4 testers 20 casts 5casts with each set up. same rod blanks same reels and line. Set ups- modified cof-sv concept-k frame set up-Lc low riders. Low rider set up similer to st. croix mojo factory rod. Low riders threw about 7% less than other 3 set ups. same rod different guide placement. larger butt guides. 15% better casts. The other 3 set ups were within 1.25% of each other. they were not looking just for distance but for consistency also.


----------



## SmokenJoe (Mar 18, 2011)

Fun Stuff! 

Can you give a little more detail would love to see what you came up with.

Type of Line?

Stripper guide size for each setup?

Size reel used?

When you say larger butt guides larger by how much/ What size.

I was reading Dale Clemens Advanced Custom Rod Building again this week and he talks about lager guides versus taller guides on spinning rods in pretty good detail. He seems to think that the taller is better/more important because it keeps the line form touching the blank. 

I can not argue one way of the other as I have never tested it.

Joe


----------



## Charlie2 (Oct 2, 2007)

*Casting Results*

Is this the same results as posted on other rodbuilding forums? Some pretty good testing.

I hate it when people put Low Rider guides on rods that they weren't designed for and say that Low Riders cast less than other guide configurations.

LR guides were designed for rods 11 feet and longer and they, including some rod manufacturers , build short(er) rods that way and try to claim that they work. True; but not at their peak effectiveness.

I will use other guide configurations on rods less than 11 feet long. C2


----------



## SmokenJoe (Mar 18, 2011)

I see link to test for all to see for themselves.

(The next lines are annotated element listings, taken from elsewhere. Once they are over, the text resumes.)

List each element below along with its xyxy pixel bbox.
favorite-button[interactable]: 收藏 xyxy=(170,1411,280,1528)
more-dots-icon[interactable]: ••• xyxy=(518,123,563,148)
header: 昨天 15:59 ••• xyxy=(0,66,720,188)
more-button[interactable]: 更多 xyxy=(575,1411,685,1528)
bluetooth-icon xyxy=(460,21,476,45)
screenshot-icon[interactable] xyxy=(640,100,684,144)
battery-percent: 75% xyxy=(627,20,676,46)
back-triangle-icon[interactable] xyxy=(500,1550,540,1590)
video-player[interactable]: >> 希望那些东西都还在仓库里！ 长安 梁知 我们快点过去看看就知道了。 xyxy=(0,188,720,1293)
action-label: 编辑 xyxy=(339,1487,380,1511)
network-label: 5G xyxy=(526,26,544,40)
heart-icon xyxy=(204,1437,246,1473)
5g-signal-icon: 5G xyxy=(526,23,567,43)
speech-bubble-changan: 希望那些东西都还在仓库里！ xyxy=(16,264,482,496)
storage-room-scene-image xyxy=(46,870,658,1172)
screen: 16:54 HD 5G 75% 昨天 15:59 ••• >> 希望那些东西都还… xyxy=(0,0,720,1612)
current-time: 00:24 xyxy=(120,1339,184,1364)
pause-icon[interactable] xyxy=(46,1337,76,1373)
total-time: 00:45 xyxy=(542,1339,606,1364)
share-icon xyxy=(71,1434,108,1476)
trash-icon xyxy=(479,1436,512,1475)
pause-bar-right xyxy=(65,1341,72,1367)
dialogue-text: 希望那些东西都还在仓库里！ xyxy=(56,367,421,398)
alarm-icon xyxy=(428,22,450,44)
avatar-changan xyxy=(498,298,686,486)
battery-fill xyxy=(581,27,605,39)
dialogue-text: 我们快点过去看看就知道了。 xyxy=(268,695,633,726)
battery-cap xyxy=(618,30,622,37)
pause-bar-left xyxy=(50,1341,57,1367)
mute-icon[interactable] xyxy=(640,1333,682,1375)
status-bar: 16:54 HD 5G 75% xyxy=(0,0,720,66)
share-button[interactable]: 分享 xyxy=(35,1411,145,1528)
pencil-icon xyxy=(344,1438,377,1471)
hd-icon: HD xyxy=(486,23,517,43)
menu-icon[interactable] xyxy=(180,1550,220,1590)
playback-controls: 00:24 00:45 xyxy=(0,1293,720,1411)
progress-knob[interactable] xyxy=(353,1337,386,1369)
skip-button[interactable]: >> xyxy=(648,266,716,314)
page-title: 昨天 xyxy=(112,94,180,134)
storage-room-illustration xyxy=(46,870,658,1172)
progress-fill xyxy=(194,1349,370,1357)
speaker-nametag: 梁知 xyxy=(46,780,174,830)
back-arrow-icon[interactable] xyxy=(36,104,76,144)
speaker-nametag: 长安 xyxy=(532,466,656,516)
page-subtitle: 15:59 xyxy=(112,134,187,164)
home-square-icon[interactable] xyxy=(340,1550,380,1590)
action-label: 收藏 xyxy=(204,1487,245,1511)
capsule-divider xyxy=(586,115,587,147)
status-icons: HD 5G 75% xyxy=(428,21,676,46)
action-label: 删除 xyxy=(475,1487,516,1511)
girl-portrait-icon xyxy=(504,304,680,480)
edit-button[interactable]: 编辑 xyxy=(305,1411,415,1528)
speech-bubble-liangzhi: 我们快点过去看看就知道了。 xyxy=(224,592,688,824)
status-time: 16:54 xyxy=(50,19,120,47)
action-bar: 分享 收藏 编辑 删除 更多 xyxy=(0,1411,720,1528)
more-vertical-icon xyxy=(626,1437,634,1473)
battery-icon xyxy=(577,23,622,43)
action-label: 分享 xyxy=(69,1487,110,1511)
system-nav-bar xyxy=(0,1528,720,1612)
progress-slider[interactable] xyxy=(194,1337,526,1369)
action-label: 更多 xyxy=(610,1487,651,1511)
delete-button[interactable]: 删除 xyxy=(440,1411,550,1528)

http://rodbuilding.org/read.php?2,385884

Joe


----------



## Neki (Jun 29, 2011)

Im with Charlie. LC guides are optimized for 12' rods where the stripper is pushed out up to 42inches and in conjunction with 30# or less braid wich doesnt care less what size ring it flows through. The guides are also designed to be used as a flip flop conventional or spin rod. I see these guides discontinued in the near future. Lots of confusion with usage on these. They have been a guide set where Fuji set the guidlines and then manufactures and builders try and do there own thing with them thinking they can greatly improve upon somthing Fuji has put good R&D on.


----------